CouchDB’s revision history, often seen as a complex maze of _rev values, is actually a core mechanism for its eventual consistency and conflict resolution.
Let’s see it in action. Imagine we have a document representing a user profile.
{
"_id": "user_alice",
"_rev": "1-a1b2c3d4e5f678901234567890abcdef",
"name": "Alice",
"email": "alice@example.com"
}
Now, Alice updates her email. CouchDB doesn’t overwrite the old document; it creates a new revision.
{
"_id": "user_alice",
"_rev": "2-9876543210fedcba09876543210fedcba",
"name": "Alice",
"email": "alice.smith@example.com"
}
The _rev is a cryptographic hash. The first part (1-, 2-) is the revision number, and the second part is the hash of the document’s content plus the previous revision’s hash. This creates a linked list of changes. If two clients edit the same document simultaneously, CouchDB will detect a conflict.
{
"_id": "user_alice",
"_rev": "3-abcdef1234567890abcdef1234567890ab",
"name": "Alice",
"email": "alice.smith@example.com"
}
And on another replica:
{
"_id": "user_alice",
"_rev": "3-0987654321fedcba09876543210fedcba",
"name": "Alice Smith",
"email": "alice.smith@example.com"
}
Notice the _rev values are different at the beginning of the hash (abcdef... vs 098765...). This indicates a conflict. CouchDB doesn’t automatically resolve this; it stores both versions and flags them. Your application logic then needs to decide which version is the "winner" or merge them. When you update a document that has conflicts, you must specify which winning revision you are basing your update on.

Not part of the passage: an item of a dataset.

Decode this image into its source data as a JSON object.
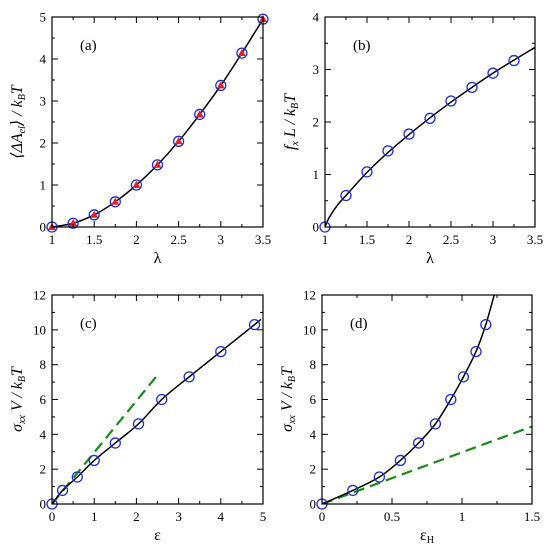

The problem this solves is maintaining data integrity and availability in a distributed, eventually consistent system. By tracking every change as a new revision, CouchDB can reconstruct the history of a document, detect and present conflicts, and ensure that all nodes eventually agree on the state of the data. The _rev is your guarantee of "what version of this document am I looking at?" and "is this the most up-to-date version based on what I know?".
The default behavior is to keep all revisions forever. This is great for auditing and conflict resolution, but it can lead to massive disk usage. CouchDB provides a mechanism to prune old revisions. You can tell CouchDB to keep only a certain number of the most recent revisions for each document.
The command to initiate pruning is a POST request to the _revs_cleanup endpoint of your database. For example, to clean up a database named my_app_db and keep only the 100 most recent revisions for each document:
curl -X POST "http://localhost:5984/my_app_db/_revs_cleanup" \
-H "Content-Type: application/json" \
-d '{"new_edits": false}'
Wait, that’s not right. The _revs_cleanup endpoint doesn’t actually do the pruning. It’s a bit of a misnomer. What _revs_cleanup actually does is trigger a background process that Compacts the database. The compaction process is what removes old revisions. The new_edits: false flag is a bit of a red herring here; it’s more relevant to compaction of view indexes. For pruning document revisions, you don’t typically need to specify anything special for _revs_cleanup itself. The real control over pruning happens via the _config API, specifically the [couchdb] section’s max_revs_per_doc setting.
To set the maximum number of revisions per document to 100 database-wide, you’d use:
curl -X PUT "http://localhost:5984/_config/couchdb/max_revs_per_doc" \
-H "Content-Type: application/json" \
-d '"100"'
After setting this configuration, you then run _revs_cleanup to trigger the compaction that will enforce this limit on existing documents.
curl -X POST "http://localhost:5984/my_app_db/_revs_cleanup"
Once this compaction runs, CouchDB will start discarding revisions older than the max_revs_per_doc limit. You can monitor the progress of compaction via the /_active_tasks endpoint.
The most surprising thing is that even after you set max_revs_per_doc, CouchDB doesn’t immediately delete old revisions. It marks them for deletion, and they are only physically removed from disk during a compaction process. This means that even after setting the configuration and triggering a cleanup, you might not see an immediate disk space reduction until the next full database compaction completes.
The next thing you’ll likely run into is understanding how view compactions interact with document compactions and the impact on disk I/O.